Le jeu est efficace dans la mesure où le peintre obtient la complicité de l'observateur. La déception est suivie de la satisfaction qui vient de découvrir le tour d'un magicien. Après la persuasion, ou la séduction, du regard, l'ingéniosité et la virtuosité de l'artiste sont cachées.

Au XIXe siècle, des voix critiques se sont élevées.

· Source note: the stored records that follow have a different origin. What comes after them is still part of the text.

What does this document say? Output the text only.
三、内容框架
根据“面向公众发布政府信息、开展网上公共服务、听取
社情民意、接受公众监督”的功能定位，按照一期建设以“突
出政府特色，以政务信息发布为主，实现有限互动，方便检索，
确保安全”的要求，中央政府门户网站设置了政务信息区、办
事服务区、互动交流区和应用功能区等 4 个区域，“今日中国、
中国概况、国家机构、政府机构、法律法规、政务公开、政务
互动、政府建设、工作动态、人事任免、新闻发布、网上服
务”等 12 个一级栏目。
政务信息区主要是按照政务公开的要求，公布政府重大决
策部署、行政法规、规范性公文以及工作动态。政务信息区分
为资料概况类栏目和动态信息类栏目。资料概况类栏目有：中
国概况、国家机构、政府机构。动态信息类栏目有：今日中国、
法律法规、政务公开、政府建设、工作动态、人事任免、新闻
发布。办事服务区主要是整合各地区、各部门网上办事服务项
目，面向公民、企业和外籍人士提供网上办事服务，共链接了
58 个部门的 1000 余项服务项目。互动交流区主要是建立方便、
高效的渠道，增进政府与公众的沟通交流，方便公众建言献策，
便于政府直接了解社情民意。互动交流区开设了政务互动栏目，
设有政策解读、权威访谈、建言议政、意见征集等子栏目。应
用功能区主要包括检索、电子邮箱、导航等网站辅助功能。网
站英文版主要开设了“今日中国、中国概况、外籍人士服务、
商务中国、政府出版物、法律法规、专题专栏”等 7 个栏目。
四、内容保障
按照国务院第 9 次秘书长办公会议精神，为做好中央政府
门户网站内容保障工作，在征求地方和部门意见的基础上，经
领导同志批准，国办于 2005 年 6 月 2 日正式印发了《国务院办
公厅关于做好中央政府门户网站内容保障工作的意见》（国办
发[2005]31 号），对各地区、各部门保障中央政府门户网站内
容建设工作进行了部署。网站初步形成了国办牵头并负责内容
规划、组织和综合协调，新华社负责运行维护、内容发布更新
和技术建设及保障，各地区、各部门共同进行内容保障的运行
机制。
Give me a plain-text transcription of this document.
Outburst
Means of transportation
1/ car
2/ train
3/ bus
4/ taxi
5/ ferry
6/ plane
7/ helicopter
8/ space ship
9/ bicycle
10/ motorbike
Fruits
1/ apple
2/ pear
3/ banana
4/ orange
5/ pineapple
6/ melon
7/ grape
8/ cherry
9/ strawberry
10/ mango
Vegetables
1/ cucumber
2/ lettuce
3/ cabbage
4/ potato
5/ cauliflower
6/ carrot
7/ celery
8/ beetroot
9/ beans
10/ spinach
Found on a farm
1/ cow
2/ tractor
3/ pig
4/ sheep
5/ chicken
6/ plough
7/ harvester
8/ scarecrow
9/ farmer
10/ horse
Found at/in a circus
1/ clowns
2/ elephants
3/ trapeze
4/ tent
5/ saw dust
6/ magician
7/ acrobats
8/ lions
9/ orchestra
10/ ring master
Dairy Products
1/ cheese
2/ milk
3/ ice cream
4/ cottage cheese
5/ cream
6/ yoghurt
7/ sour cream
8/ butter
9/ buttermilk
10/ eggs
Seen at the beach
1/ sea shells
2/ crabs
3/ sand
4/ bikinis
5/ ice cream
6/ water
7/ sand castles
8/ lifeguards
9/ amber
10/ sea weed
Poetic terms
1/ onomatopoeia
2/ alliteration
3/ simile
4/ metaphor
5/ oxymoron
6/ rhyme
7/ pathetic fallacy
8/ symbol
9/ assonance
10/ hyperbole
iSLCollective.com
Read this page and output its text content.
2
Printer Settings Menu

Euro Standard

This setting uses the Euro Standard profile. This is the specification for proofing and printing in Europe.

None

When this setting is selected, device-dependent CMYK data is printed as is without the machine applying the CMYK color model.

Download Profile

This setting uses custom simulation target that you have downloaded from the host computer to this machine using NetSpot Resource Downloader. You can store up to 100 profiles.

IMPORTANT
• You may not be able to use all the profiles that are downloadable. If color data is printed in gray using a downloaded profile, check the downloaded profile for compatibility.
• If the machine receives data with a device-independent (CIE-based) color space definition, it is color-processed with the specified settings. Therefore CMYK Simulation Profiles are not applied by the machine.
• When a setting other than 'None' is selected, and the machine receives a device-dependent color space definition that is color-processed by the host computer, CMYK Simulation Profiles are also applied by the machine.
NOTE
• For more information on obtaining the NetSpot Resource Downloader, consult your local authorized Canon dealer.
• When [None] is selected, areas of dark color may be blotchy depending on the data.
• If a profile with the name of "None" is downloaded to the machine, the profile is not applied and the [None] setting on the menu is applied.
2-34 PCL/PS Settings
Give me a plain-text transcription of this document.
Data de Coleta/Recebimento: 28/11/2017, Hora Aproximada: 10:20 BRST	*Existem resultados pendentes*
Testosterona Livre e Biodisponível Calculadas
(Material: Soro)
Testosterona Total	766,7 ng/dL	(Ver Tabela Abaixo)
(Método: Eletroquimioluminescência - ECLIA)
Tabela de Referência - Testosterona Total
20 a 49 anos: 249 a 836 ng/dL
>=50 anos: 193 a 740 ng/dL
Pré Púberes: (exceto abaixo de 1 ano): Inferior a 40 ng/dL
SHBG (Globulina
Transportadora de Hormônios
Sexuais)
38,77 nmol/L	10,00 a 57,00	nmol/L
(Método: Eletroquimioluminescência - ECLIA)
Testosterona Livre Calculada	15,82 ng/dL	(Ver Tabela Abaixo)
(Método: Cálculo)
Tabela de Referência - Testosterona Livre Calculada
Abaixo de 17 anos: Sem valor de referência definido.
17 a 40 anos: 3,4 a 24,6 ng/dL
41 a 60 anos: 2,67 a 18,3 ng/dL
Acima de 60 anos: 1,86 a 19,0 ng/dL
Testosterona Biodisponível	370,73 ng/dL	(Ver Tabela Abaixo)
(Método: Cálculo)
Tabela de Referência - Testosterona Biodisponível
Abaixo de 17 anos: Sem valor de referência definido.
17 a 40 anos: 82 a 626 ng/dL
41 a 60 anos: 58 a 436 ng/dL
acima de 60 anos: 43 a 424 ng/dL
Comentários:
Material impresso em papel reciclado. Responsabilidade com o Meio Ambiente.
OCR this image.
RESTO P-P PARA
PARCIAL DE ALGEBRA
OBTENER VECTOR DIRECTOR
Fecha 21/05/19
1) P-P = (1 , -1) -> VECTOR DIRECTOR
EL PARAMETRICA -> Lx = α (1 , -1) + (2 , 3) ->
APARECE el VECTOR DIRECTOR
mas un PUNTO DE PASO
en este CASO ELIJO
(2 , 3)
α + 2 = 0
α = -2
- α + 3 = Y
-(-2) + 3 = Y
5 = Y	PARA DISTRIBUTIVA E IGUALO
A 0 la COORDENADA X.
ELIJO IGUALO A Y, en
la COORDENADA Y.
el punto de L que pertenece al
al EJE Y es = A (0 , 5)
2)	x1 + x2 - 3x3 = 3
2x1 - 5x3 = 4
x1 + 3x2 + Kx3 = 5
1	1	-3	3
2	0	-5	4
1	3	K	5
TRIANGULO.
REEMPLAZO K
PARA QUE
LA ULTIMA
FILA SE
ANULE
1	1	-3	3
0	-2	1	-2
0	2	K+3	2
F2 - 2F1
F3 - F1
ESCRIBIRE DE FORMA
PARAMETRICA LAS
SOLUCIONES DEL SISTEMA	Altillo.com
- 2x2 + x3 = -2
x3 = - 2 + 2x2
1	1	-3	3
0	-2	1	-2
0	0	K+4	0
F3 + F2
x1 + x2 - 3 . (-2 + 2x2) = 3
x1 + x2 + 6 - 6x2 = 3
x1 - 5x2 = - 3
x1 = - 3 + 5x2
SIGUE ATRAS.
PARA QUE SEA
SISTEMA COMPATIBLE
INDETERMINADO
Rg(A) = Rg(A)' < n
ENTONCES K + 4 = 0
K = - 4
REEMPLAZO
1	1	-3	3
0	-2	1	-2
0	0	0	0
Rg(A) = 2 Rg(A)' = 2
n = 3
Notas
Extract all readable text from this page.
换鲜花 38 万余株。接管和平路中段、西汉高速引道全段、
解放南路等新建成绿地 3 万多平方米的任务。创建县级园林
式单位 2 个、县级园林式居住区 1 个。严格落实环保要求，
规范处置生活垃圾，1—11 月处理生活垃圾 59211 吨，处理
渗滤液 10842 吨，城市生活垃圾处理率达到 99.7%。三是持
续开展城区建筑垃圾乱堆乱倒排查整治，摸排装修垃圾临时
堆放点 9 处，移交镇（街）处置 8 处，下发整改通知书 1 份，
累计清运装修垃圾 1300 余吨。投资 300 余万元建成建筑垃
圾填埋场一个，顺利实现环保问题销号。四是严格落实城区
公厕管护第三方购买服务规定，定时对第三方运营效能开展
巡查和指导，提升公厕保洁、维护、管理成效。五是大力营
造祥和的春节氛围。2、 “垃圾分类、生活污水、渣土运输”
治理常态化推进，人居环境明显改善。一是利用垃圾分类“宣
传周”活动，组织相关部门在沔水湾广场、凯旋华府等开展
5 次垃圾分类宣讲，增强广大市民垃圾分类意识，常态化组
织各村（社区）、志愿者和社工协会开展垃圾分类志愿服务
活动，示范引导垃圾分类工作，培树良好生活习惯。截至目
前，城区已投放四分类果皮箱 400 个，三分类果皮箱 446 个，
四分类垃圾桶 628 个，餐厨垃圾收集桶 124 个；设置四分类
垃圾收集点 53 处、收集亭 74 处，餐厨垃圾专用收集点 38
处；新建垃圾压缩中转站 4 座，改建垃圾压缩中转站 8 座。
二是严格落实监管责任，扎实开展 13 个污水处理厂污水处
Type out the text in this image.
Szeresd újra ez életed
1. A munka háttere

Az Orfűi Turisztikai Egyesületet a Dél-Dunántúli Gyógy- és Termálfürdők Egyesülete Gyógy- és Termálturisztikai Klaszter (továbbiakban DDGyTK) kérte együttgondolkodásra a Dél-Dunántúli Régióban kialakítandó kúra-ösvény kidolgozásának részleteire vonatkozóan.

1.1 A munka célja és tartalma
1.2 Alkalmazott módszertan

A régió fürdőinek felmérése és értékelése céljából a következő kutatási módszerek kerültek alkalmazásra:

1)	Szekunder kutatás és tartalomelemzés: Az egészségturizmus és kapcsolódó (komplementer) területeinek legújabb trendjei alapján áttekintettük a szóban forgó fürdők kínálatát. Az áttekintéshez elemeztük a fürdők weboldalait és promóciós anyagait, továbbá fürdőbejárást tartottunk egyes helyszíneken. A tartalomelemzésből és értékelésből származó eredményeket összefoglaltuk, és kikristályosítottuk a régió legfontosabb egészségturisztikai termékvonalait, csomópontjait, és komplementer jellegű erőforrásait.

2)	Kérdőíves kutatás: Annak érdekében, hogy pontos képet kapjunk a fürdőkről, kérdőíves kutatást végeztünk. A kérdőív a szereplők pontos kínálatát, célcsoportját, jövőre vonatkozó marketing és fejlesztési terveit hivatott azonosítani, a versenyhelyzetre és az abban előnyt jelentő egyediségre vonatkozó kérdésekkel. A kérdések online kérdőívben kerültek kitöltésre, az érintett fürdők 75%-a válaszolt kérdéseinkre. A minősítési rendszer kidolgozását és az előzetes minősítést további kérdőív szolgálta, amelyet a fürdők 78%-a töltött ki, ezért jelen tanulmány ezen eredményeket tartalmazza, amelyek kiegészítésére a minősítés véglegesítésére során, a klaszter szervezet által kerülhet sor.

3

Le trompe l'oeil n'était qu'un jeu d'esprit vide et manquant de ce qui distingue l'art véritable. Face à la peinture religieuse ou à la peinture d'histoire, le genre apparaît comme une reproduction mécanique de la réalité, sans rapport avec l'impulsion créatrice et l'intention morale, essentielles dans tout objet artistique.

En Europe le trompe l'œil est relégué au simple décor. Ce sera aux États-Unis, qui cherchaient leur propre expression dans la peinture, où elle occupait une place prépondérante. Il a été utilisé par les artistes comme un moyen de refléter leur identité à travers des objets. D'autres fois, il se présente comme souvenir de coutumes perdues ou de moments historiques.

Fenêtre dans l'après-midi 19741982.

Fenêtre dans l'après-midi, 1974-1982.

HYPERRÉALISME

Les artistes ont assumé le rôle principal de la produits dans la société industrielle américaine, dans une tradition qui se poursuivra au XXe siècle dans le pop art et l'hyperréalisme. Que sont-ils sinon des trompe-l'oeil ? Les boîtes de soupe de Campbell et les boîtes Brillo d'Andy Warhol ?

Ce sera l'hyperréalisme qui récupère le concept de tromperie de l'œil, filtré par l'honnêteté et représentation sincère de l'environnement. En Espagne, Antonio López cultive cette recherche, qui poursuit la représentation fidèle d'objets en lumière.

L'exposition Hyperréel. L'art du trompe l'oeil Il peut être visité au Museo Nacional Thyssen-Bornemisza jusqu'au 22 mai 2022.